Telegram Food Channel – https://t.me/singaporefooddirectory
- Low impact, didn’t have a clear sense of its viability although we did know it was doable.
- It came at the wrong timing, clashed with many of my assignment deadlines.
- Should have postponed its developments till after exams?
chuayunda.com
- A way for me to reflect and consolidate my thoughts and share it with future self and others.
- Built on WordPress, so it isn’t that complex. The GCP backend with NGINX and PHP config files and SWAP can get confusing, though.
- Harold made me feel that the world and reality could really be unpredictable and that life can be taken away just like that. There’s a lot of suffering in this world too. In it, we can find joy and peace in the comfort of God too.

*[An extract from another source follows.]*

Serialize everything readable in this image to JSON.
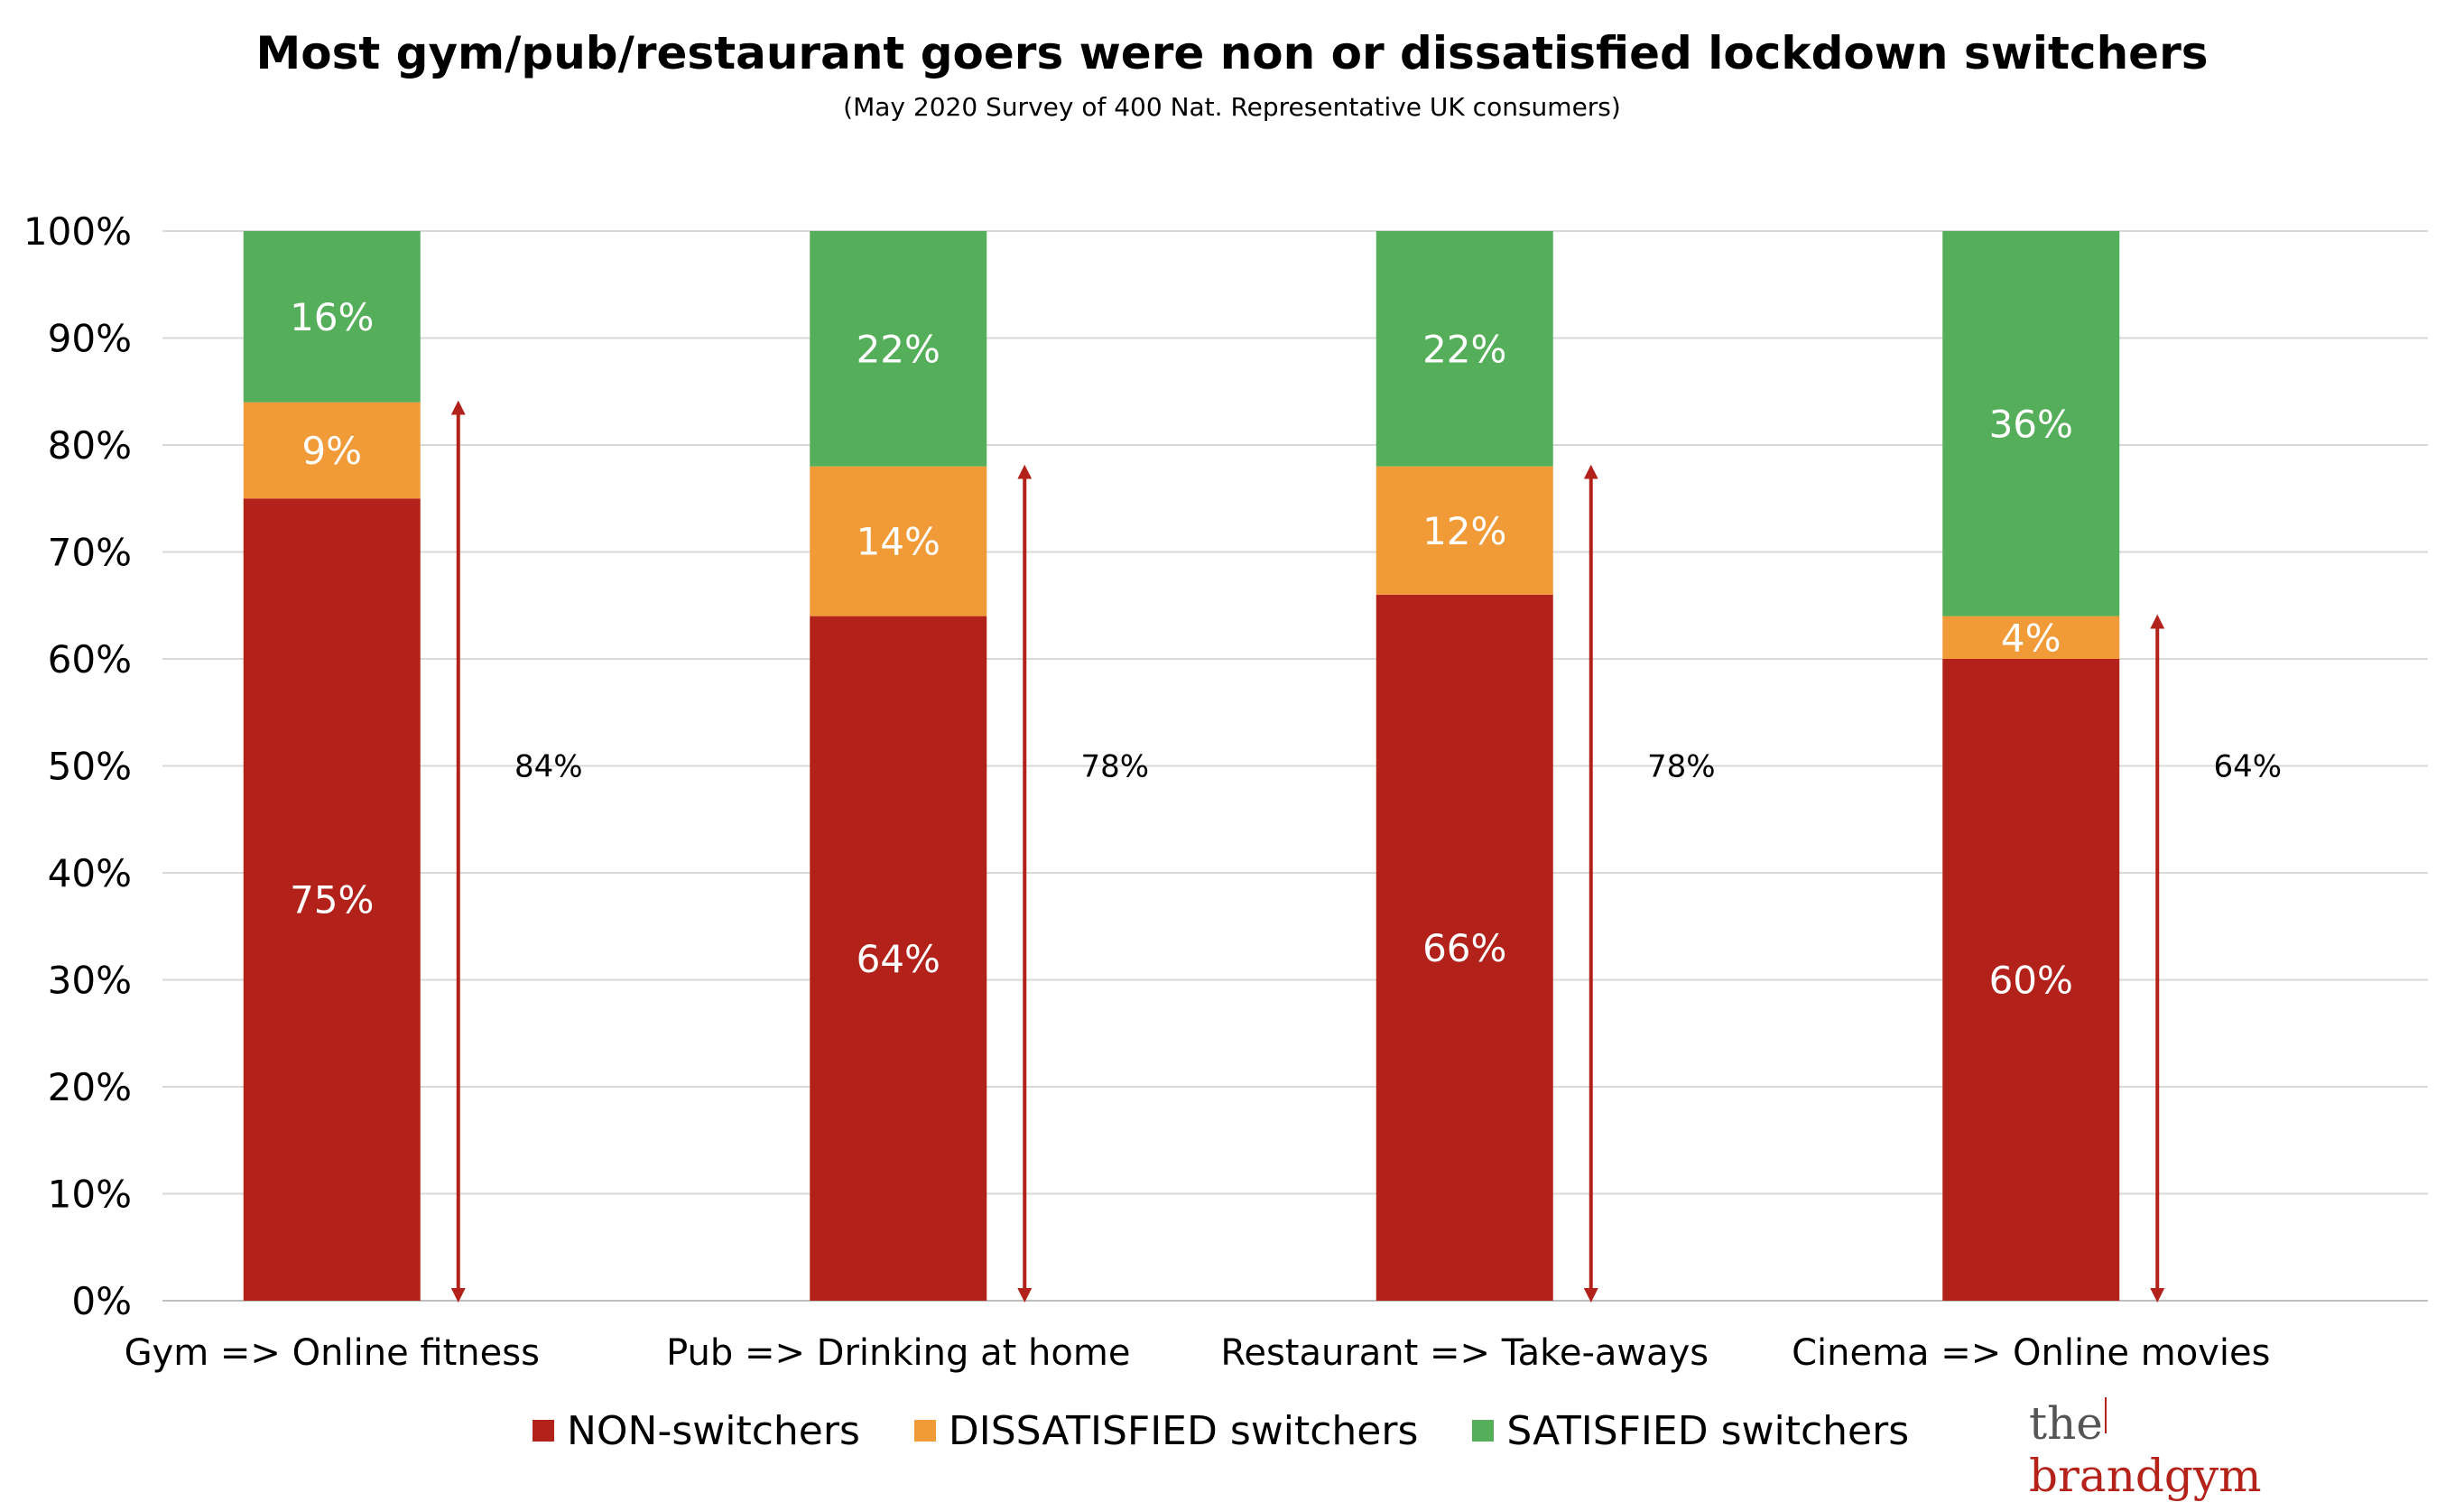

- Brings a lot of joy to be hosting this website, and doesn’t require time on my side to continuously update things. It just works in the background well!
Conclusion
I write my reflections on the semester with a little more certainty, humbled by the learning that hindsight offers. There’s still a lot to learn. So many subfields to delve into in higher education. Most importantly, one of the biggest things I am reminded of this semester is how with the induction or attainment of a new goal, the heart grows restless and unfulfilled once more. Bless God for having seen me through all this work. All the while I was like an ant trying to figure out how all of this will fit into a bigger picture. Surely God has plans for my work to go beyond myself? Is this what He really wants me to be studying and doing?
I aspire to work more in the image of God. Starting from a position of rest, to having dominion, to bearing fruits, then to multiply. If it means sacrificing more on the weekdays, sacrificing on my personal projects, I’d have to start learning how to do so accordingly! as G reminded me, I don’t want to go on Sundays with a messy and hectic heart – bogged down with the feeling of guilt that I hadn’t been able to clear up my work beforehand.
What lies ahead…
- Music and Cognition (Have to rebid for this module)
- Intro to Data Science
- Statistics for Psychology
- Foundations of Neuroscience
- Software Engineering?? (Rethinking this one…)
- Data structures or linear algebra???